Extra packages needed in order to create the highcharters

library(devtools)
## Loading required package: usethis
## Warning: package 'usethis' was built under R version 4.2.3
library(highcharter)
## Warning: package 'highcharter' was built under R version 4.2.3
## Registered S3 method overwritten by 'quantmod':
##   method            from
##   as.zoo.data.frame zoo
## Highcharts (www.highcharts.com) is a Highsoft software product which is
## not free for commercial and Governmental use

First Plot

This plot named p1 was created base on the data from the chunk obesity3 which have all 31 variables most mentioned above in the glimpse. it was filtered by the “Sample Size” higher than 1000, have the year end in “2019”, the class chose was “obesity / weight status”, have all the grades and NA plus all the states.

p1 <- obesity3 %>% 
#establish plot and aestetics 
  hchart('scatter', hcaes(x = Grade, y = Sample_Size, group = LocationDesc)) %>%
#establish color 
    hc_colorAxis() %>%
#establish font for chart
hc_chart(style = list(fontFamily = "NewCenturySchoolbook",
                        fontWeight = "bold")) %>%
#establish title on x  and y axis
      hc_xAxis(title = list(text="Grade")) %>%
      hc_yAxis(title = list(text="Sample Size"))%>%
#establish title and subtitle
   hc_title( text = "Obesity / Weight Status ") %>% 
      hc_subtitle(text = "at the Schools in USA") %>%
#establish theme 
   hc_add_theme(hc_theme_gridlight()) %>%
  hc_tooltip(shared = TRUE)
p1

Second Plot

This second plot named p2 reads from the the data obesity5. This data have 8 observations and the 31 variables. Those variables were filtered and the mean ones that will be used in this plot are the state of Maryland, the Class Obesity and Weight Status, and the High Confidence Limit.

p2 <- obesity5 %>% 
#establish plot and aestetics 
  hchart('scatter', hcaes(x = High_Confidence_Limit, y = Sample_Size, group = Grade)) %>%
#establish color 
    hc_colorAxis() %>%
#establish font for chart
hc_chart(style = list(fontFamily = "NewCenturySchoolbook",
                        fontWeight = "bold")) %>%
#establish title on x  and y axis
      hc_xAxis(title = list(text="High Confidence Limite")) %>%
      hc_yAxis(title = list(text="Sample Size"))%>%
#establish title and subtitle
   hc_title( text = "Obesity / Weight Status") %>% 
      hc_subtitle(text = "in the Schools in Maryland") %>%
#establish theme 
   hc_add_theme(hc_theme_gridlight()) %>%
  hc_tooltip(shared = TRUE)
p2

Question: What the visualization represents, any interesting patterns or surprises that arise within the visualization, and anything that could have been shown that you could not get to work or that you wished you could have included.

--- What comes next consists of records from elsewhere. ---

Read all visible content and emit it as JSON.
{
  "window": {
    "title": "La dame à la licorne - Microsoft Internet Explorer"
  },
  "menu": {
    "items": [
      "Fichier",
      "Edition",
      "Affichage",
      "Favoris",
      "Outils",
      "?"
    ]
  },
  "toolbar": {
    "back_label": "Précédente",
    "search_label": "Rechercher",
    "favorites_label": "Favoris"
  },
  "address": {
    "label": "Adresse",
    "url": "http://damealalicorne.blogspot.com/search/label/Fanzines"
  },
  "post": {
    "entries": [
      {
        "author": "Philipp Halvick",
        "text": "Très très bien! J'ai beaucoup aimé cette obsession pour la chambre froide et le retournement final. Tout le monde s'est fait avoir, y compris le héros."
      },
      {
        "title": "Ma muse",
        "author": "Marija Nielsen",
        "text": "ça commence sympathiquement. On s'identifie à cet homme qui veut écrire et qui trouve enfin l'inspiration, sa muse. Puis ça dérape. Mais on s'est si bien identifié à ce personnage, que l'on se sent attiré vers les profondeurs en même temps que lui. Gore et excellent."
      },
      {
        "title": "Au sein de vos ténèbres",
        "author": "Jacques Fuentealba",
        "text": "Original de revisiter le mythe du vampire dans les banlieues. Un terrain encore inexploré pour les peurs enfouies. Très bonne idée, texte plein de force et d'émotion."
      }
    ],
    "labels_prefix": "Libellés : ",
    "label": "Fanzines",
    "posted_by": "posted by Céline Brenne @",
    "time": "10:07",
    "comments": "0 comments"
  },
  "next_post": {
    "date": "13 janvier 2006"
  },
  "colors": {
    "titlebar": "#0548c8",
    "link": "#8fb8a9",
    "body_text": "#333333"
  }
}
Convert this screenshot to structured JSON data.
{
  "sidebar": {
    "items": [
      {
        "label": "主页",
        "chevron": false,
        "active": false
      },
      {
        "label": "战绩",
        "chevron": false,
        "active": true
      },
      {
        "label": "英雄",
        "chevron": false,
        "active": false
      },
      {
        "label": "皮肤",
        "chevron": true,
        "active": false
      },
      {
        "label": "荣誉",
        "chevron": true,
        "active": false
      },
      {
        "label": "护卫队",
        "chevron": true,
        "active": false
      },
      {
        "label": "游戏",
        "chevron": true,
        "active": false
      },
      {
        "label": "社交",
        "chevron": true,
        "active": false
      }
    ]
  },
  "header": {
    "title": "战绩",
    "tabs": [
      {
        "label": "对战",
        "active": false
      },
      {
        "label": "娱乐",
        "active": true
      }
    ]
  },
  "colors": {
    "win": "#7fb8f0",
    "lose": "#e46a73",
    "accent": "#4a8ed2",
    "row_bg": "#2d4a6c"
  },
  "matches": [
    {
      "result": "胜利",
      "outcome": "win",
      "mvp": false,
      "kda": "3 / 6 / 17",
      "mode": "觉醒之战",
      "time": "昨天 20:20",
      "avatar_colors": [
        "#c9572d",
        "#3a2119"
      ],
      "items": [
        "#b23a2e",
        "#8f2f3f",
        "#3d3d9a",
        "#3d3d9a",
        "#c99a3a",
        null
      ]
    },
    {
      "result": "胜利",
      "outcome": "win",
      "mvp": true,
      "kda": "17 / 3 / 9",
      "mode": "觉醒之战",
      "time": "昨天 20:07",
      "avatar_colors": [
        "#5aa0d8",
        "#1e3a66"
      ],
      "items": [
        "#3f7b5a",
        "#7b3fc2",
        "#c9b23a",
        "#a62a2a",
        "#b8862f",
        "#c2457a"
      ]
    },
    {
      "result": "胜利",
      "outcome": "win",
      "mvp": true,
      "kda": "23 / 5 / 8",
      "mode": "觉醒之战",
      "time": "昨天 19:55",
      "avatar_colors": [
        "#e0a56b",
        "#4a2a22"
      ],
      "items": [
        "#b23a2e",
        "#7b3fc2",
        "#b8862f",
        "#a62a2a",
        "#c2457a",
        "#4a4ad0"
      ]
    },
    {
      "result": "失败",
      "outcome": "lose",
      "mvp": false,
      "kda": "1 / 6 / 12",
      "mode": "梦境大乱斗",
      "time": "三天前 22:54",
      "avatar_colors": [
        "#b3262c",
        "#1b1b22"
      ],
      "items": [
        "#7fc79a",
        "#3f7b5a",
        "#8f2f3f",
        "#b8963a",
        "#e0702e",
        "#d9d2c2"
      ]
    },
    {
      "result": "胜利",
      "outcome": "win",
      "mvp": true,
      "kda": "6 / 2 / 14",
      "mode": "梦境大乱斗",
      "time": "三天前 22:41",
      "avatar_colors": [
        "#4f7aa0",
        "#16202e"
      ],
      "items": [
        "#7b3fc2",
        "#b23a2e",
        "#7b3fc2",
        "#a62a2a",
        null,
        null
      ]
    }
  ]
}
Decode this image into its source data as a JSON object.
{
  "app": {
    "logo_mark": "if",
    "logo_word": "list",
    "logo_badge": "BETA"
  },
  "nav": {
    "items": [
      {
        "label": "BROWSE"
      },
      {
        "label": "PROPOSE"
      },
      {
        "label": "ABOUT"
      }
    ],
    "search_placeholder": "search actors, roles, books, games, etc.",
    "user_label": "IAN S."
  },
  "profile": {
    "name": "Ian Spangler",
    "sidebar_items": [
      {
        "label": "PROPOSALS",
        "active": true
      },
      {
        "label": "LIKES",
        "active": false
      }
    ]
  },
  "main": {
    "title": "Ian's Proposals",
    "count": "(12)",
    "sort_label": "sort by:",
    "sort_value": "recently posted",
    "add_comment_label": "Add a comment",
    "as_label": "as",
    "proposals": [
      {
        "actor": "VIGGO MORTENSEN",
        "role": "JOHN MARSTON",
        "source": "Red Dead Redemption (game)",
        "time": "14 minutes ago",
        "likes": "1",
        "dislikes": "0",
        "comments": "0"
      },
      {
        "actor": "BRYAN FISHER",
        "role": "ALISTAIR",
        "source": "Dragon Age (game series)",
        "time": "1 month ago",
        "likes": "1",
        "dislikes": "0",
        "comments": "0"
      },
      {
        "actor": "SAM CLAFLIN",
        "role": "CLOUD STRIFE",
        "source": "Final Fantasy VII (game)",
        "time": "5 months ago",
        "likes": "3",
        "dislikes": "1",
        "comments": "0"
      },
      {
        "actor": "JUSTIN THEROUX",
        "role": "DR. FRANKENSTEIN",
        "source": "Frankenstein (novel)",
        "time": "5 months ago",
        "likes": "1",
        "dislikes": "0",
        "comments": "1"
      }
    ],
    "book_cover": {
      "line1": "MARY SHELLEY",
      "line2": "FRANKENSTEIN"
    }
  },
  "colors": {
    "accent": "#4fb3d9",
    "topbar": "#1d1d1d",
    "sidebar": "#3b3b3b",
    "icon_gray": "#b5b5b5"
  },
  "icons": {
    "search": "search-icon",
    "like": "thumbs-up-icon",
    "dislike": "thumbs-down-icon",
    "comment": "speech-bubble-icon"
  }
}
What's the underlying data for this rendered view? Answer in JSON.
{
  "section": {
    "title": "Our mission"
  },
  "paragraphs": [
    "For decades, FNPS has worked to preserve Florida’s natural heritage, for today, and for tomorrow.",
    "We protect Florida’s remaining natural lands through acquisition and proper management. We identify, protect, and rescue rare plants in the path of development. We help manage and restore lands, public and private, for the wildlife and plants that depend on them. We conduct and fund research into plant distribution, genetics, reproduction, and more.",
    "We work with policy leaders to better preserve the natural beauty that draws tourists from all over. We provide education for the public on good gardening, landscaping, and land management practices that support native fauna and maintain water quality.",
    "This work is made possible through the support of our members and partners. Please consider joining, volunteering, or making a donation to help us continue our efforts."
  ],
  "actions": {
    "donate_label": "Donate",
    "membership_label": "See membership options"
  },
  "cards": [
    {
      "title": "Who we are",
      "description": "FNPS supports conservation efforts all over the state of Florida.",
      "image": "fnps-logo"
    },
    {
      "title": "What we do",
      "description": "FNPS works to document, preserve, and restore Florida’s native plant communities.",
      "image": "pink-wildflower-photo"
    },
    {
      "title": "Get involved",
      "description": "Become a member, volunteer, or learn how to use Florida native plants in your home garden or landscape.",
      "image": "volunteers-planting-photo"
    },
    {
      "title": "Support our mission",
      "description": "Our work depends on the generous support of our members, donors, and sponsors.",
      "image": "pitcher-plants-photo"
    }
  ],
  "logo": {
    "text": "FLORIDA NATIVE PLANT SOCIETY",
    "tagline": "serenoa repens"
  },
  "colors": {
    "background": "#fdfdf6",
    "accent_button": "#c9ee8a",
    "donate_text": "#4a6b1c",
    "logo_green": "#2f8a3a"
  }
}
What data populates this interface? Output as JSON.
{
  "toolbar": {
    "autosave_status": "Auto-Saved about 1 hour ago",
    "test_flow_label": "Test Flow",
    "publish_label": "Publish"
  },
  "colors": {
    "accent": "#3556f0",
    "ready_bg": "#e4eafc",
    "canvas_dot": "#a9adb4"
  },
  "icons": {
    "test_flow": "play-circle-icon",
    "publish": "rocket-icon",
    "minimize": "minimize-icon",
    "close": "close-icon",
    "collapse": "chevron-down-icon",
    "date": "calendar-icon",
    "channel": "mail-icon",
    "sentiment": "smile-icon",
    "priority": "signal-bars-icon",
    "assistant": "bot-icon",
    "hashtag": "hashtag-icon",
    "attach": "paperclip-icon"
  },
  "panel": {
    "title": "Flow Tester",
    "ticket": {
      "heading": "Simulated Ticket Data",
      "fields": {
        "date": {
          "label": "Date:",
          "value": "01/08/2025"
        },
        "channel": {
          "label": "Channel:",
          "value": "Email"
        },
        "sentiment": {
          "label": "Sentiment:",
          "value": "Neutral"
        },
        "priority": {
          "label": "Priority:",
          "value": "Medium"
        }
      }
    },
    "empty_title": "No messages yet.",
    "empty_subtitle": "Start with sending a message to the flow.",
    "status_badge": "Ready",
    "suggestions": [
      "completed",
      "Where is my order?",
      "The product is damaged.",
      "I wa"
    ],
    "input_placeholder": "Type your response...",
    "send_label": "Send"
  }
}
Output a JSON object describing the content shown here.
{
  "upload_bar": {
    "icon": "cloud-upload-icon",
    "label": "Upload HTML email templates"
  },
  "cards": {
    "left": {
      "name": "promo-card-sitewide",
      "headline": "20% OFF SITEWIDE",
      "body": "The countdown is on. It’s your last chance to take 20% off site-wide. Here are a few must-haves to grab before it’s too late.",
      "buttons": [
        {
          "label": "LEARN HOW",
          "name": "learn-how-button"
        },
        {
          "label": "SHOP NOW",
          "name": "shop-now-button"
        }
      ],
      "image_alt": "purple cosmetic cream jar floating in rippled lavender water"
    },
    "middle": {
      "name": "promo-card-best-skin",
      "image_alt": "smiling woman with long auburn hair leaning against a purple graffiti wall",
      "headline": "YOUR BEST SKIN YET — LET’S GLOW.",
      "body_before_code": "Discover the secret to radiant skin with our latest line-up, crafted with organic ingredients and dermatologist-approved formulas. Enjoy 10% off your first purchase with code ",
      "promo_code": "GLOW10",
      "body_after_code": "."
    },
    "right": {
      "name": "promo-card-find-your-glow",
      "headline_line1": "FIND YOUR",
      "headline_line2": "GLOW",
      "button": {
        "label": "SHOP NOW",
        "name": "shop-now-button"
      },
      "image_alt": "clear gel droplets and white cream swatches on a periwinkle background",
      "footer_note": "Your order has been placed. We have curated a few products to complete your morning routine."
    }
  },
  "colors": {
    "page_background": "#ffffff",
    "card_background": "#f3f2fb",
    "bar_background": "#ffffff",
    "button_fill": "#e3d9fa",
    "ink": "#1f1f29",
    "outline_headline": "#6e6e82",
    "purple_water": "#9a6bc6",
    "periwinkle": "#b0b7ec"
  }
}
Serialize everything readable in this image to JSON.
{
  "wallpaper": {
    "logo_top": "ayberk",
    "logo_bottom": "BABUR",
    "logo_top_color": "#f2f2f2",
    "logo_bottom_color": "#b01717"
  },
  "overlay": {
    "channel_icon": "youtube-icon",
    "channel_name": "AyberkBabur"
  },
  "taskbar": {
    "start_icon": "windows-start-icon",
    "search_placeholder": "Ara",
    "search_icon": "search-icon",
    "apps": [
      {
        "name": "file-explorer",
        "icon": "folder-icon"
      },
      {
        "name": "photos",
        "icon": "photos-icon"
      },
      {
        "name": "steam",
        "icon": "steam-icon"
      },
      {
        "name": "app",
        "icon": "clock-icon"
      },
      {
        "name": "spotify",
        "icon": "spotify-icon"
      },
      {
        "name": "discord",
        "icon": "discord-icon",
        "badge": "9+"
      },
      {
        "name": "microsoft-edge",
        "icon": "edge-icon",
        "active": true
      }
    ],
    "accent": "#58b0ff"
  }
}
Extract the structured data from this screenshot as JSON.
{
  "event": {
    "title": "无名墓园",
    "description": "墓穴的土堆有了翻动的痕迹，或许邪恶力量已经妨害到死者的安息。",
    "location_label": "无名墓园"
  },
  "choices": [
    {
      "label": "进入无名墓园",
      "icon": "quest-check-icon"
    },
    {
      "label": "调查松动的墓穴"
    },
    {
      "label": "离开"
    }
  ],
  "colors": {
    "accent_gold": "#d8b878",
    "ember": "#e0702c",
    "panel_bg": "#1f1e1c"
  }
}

The visualization P2 represents the samples sizes collected in the grades 9th, 10th, 11th , and 12th plus the high confident limit of each grade relate to obesity in the state of Maryland. Analyzing the visualization, the 11th grades have the higher sample sizes and the high confidence limit that was above ten. My goal was to see the obesity and overweight in Maryland, so I am wondering if that this visualization is trying to show that the index of obesity is higher in the 11 grades comparing to the other grades. What I wish and could not get to work was used this the data to create a Maryland map with GIS. I would like to try to make an USA map with some states beside Maryland to show their level of obesity or activity for each grade.